The unburdened Interland can now pursue its new key philosophy - that SMB customers don't buy Web hosting services according to technical distinctions. In Interland's market, says Stibel, a customer wants a Web presence. The platform being used to support that presence is largely irrelevant.
"The customers don't make that distinction," he says. "We, as technologists, make that distinction. And what we were focusing on was our technology and our operation. What we are now focusing on is our customer. Our customer is interested in getting a Web presence. And they're not interested in the difference between shared and dedicated."
Interland's project is now to remove the element of technology and the level of sophistication out of the process of building a small-business Web site. Rather than focusing on technology in marketing its offerings, says Stibel, Interland will promote solutions to specific business needs - things like generating leads, branding and e-commerce.
This is not to say, of course, that the dedicated customers were cast callously aside. The assets acquired by Peer 1 Network were, says Stibel, a functioning, profitable business in their own respect. And Peer 1 expects the customers, and the unit itself, to thrive under a new system.
Originally a colocation provider, Peer 1 became involved in the dedicated hosting market through its acquisition of dedicated hosting firm ServerBeach in 2004. With ServerBeach accounting for 7,000 servers and 6,000 customers, the acquisition of the Interland assets more than doubled Peer 1's dedicated hosting business.
More importantly, says Peer 1 CEO Geoff Hampson, the acquisition added new management capabilities to the basic unmanaged server offerings of ServerBeach, making it a more suitable compliment to the Peer 1 operation overall.
"We wanted to position ourselves as the provider of choice for people who wanted to outsource their Internet infrastructure," says Hampson. "And so the next logical step for us was to have a more managed solution. We went from 'we'll supply you with the ping and the power' to 'we can also rent you a server' to 'not only can we rent you the server, but we can also manage it for you.'"
And Hampson says integrating the new dedicated hosting assets won't be the stumbling block for Peer 1 that it became for Interland.

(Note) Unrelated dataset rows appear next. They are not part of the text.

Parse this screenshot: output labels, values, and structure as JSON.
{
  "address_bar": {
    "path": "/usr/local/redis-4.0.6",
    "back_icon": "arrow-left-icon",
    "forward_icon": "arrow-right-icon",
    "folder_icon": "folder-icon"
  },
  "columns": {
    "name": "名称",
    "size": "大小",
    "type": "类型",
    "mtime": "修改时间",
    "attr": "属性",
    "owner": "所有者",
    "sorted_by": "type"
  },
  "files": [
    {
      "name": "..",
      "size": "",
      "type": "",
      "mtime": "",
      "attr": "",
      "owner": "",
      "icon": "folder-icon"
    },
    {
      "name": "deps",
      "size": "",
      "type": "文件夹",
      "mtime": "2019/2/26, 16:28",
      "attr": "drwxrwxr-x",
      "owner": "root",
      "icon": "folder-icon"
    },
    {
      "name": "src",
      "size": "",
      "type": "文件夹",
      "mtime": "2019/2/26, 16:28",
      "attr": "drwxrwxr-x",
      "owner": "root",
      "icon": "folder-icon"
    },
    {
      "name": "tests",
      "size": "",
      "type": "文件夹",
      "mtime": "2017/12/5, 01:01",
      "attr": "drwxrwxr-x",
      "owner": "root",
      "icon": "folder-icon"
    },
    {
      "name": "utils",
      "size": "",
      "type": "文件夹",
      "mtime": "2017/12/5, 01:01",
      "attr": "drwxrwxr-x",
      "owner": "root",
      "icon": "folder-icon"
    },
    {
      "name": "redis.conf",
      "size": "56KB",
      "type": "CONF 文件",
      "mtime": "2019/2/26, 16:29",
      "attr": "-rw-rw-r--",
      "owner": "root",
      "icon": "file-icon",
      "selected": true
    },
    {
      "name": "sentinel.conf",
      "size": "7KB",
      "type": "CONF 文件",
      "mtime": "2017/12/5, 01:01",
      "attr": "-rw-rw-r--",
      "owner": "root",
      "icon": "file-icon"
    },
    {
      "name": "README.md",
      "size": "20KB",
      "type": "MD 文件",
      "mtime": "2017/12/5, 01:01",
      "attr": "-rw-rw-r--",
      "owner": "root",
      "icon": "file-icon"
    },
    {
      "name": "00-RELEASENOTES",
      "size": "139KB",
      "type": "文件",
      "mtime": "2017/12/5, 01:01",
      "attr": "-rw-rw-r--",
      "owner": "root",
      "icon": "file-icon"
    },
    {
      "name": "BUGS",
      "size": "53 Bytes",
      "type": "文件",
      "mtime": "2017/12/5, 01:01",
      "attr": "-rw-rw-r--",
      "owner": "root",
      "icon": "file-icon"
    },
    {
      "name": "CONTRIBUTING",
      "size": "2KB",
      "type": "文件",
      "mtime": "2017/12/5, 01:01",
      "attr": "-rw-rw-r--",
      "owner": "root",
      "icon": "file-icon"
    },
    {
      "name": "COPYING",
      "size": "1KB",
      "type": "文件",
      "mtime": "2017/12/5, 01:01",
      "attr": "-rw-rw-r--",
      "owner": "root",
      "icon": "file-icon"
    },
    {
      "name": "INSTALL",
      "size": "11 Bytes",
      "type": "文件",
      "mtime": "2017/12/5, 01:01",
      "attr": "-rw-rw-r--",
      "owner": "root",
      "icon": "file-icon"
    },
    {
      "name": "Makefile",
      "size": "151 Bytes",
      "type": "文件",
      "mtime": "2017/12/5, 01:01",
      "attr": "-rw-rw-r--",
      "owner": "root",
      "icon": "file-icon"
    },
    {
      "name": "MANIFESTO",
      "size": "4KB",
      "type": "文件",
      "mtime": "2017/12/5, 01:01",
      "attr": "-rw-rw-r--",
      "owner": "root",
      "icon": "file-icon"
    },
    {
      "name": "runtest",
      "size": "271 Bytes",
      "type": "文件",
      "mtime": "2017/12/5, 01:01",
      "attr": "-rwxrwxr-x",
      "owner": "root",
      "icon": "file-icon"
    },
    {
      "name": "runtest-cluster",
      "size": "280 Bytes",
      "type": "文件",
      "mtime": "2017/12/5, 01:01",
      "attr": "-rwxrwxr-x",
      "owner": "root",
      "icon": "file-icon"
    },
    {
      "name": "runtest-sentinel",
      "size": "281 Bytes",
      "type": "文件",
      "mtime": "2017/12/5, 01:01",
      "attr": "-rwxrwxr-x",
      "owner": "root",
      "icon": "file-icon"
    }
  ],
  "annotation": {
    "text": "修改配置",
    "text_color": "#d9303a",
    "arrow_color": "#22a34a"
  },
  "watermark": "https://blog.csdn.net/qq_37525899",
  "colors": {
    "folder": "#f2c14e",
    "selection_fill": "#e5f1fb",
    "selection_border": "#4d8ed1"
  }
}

"The key to any acquisition is a good integration strategy. And we come into this acquisition fully aware of what the challenges are. I think that, to a certain degree, Interland stumbled on the integration because they changed their strategy. And so the integration process lost steam and they put resources elsewhere."
Now, he says, just as the retooled Interland looks poised to move on as a healthy operation, the dedicated assets acquired by Peer 1 are poised to make a valuable contribution to the overall Peer 1 operation.
"The business unit that we bought is a very healthy unit. It's profitable. It's generating positive cash. There's a great team of people. But for the last 18 months or so, as Interland went through the process of designing for their strategy to get out of this business, their focus was on selling the business rather than on building it," says Hampson. "So we plan on reinvigorating the team of very skilled very capable people, changing the philosophy in the company, putting the peer 1 customer service model in play and extracting a lot of value out of these assets - these customers and these people that we've got in this acquisition."